“Tu sais que t'es mignonne, toi ?”
Je suis journaliste stagiaire dans un journal local, et on m'envoie faire un reportage sur des héros de terroir, heureux champions de France de barbecue. Trois gaillards costauds avec qui je m'entends pour organiser un barbecue et rendre compte de leurs talents de cuistots du grill. Fin de journée, j'arrive dans la maison familiale de l'un d'entre eux : copains, femmes et enfants sont au rendez-vous, pas de quoi s'inquiéter.
Le temps passe, les verres de whisky et de Ricard s'empilent. On insiste pour me servir à boire. Après plus de deux heures à discuter avec ces hommes (des "mâles alpha", comme ils aiment à se décrire), je décide de me retirer. Le maître de maison insiste pour me raccompagner. Je suis garée juste en face et ne comprends donc pas cette insistance. Il fait nuit, et, petit patelin paumé de Picardie oblige, il n'y a qu'un seul lampadaire pour toute la rue. Il ferme le lourd portail derrière lui : il n'y a plus que nous deux dans cette rue déserte. Femme et copains sont restés autour du barbecue.

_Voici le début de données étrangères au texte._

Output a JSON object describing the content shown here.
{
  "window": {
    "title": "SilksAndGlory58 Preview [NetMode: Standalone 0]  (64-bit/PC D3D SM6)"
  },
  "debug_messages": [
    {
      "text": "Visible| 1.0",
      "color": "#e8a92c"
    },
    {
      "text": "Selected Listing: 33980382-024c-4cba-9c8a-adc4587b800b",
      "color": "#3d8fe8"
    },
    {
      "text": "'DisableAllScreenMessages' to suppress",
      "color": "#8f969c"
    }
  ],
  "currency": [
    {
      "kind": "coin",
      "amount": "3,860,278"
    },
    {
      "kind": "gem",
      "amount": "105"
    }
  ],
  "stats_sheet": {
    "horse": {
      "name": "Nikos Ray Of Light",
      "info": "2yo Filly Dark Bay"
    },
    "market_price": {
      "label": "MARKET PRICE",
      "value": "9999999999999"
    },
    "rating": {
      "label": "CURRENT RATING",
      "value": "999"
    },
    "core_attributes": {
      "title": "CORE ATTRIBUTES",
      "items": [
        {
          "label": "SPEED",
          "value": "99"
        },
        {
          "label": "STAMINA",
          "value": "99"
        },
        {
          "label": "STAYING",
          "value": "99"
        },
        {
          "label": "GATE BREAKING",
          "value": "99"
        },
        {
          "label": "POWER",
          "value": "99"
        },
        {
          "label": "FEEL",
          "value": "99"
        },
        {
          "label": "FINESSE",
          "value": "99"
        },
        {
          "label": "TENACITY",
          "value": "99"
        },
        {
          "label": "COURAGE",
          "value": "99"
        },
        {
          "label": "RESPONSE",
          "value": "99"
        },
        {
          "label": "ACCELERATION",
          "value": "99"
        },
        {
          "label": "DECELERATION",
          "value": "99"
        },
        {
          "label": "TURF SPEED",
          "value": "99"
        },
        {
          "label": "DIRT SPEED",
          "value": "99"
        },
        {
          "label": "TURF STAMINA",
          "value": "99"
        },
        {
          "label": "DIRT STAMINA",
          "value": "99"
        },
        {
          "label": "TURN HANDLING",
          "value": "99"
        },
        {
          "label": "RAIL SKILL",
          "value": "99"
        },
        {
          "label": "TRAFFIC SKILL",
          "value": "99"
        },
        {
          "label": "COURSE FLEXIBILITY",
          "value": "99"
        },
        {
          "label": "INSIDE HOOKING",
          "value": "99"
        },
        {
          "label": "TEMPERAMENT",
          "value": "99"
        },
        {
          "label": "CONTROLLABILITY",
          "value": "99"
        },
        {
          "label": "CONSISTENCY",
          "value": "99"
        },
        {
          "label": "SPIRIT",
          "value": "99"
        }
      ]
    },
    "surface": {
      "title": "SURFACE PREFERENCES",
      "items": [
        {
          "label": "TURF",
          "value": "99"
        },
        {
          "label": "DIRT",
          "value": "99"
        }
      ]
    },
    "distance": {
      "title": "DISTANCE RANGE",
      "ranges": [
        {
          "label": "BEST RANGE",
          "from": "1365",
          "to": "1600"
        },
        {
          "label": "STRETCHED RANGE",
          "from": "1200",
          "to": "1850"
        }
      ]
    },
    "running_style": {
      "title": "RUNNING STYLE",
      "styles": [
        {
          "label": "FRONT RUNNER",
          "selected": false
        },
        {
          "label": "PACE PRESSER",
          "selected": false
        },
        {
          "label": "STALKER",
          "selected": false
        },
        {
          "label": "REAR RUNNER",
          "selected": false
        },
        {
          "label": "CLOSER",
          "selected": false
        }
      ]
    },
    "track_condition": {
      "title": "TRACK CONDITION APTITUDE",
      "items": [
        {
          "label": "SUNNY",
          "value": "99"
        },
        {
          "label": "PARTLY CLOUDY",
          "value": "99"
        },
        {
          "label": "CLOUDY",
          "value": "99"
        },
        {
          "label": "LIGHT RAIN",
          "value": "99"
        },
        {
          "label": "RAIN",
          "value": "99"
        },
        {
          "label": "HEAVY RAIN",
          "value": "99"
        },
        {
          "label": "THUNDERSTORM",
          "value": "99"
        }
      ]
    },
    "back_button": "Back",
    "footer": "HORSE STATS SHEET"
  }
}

Je le remercie pour l'accueil, le préviens de la sortie de l'article. Pas de réponse. Il me regarde, sourire aux lèvres, ne bouge pas. Gênée, je lance quelques banalités avant de m'en aller. La sentence tombe : "Tu sais que t'es mignonne, toi ?"... Mon sang ne fait qu'un tour. Son regard lubrique ne me quitte pas. Il faut que je parte. Tout de suite. Je lui lance avec fermeté (du moins j'essaie) : "On va s'arrêter là. Au revoir." Le moteur vrombit, je déguerpis en vitesse.
D'aucuns diront qu'il ne m'a pas touchée, qu'il ne m'a pas menacée. Tout du long de mon retour je me suis posée des questions. J'en tremblais. Et s'il avait bu ne serait-ce qu'une bière de plus ? Et si j'avais laissé paraître le moindre signe de faiblesse ? Tout dans son attitude transpirait le prédateur.
Encore jeune journaliste, je réalise que tout au long de ma carrière je serai confrontée à ce genre d'agressions, ou remarques sur mon sexe. J'ai eu de la chance que ça s'en soit arrêté là. Mais qui dit que la prochaine fois ça n'ira pas plus loin ?
Doit-on se balader avec notre bombe au poivre, notre garde du corps, ou tout autre collègue masculin, pour exercer notre métier sans se faire emmerder ? Sûrement pas ! Mais être une femme journaliste, actuellement, c'est partir avec un handicap.